De acordo com a advogada, quando a ação de internação compulsória tiver como pano de fundo a ausência do Estado na garantia de vaga para o tratamento do paciente toxicômano, a competência para julgar deve ser da Vara da Fazenda Pública.

“Em caso de ação que discuta a capacidade civil do dependente químico para decidir sobre o tratamento médico via internação hospitalar, a ação, entretanto, deve tramitar na Vara de Família. Não é possível cumular ambas as ações, pois se tratam, nesse caso, de competência absoluta diversa. As Cortes e as Corregedorias de Justiça nos estados devem seguir a mesma linha de raciocínio. Pela mudança legislativa, a internação compulsória não está restrita aos familiares, mas aos assistentes sociais com o aval do médico. Essa alteração promove modificação na competência da jurisdição? O conflito de competência continuará a existir especialmente com a mudança na legislação. Caberá ao Judiciário a análise dessas situações para definição sobre quem deve julgar tais ações”, enfatiza.

“Limpeza” das ruas

Maria Luíza Póvoa não vê um possível esvaziamento das ruas com essa medida, pois a internação compulsória de usuários de drogas não tem esse viés já que ela não abrange somente aquele usuário que vive em situação de rua, em que pese o fenômeno da epidemia de crack nos grandes centros urbanos e as chamadas “cracolândias”.

“A nova lei engloba também usuários que tenham casa e residam com a família. Vejo essa medida como um instituto protetivo, pois às vezes essa pessoa está dentro da própria casa e a família não tem qualquer controle sobre ela”, destaca.

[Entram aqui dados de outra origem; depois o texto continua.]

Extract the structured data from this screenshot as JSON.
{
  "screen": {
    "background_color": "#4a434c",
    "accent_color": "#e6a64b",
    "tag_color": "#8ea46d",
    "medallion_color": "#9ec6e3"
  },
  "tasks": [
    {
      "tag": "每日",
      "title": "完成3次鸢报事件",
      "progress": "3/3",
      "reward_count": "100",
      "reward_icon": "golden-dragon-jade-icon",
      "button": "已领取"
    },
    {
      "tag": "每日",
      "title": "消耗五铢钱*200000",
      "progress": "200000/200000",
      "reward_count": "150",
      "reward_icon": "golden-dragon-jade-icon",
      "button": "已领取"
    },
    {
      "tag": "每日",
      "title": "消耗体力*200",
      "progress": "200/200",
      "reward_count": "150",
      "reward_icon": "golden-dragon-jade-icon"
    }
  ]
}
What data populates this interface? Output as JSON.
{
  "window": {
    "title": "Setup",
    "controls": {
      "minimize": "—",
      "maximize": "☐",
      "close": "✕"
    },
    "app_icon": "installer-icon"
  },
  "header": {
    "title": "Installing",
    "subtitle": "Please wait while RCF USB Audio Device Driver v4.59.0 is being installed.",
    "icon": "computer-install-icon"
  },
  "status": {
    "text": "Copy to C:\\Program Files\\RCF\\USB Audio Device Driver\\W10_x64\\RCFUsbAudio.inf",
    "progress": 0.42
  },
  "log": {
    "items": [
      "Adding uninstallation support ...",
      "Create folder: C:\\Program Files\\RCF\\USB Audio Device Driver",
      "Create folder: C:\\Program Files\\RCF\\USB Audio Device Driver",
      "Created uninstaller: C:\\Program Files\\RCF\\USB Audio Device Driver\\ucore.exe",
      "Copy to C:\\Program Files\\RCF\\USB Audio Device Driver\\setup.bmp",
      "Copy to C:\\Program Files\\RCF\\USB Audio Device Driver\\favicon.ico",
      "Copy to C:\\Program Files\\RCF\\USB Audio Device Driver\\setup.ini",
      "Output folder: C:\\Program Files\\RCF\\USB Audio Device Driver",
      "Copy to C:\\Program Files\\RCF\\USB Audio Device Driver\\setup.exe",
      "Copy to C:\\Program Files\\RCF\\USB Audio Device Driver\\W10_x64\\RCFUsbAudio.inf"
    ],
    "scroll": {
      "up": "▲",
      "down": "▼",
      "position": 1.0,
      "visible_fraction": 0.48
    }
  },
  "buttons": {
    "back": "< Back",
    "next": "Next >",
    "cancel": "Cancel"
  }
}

Em relação às políticas públicas, Maria Luíza Póvoa afirma que é preciso que o poder público e o Sistema Único de Saúde – SUS tenham aparelhamento para tanto, o que não ocorre atualmente.

“De acordo com documentos publicados pelo próprio Ministério da Saúde, a soma de leitos em hospitais psiquiátricos e hospitais gerais é da proporção de 0,11 leito por 1.000 habitantes. A recomendação do próprio Ministério da Saúde é de que essa proporção fosse de 0,45 por 1.000 habitantes. Há aqueles que podem ser internados por meio de planos de saúde ou de forma particular, o que no entanto, não altera substancialmente este déficit. Essa assistência sempre foi e continua sendo absolutamente deficitária e ineficiente em razão da lentidão com que se dão os investimentos necessários à sua plena execução”, finaliza.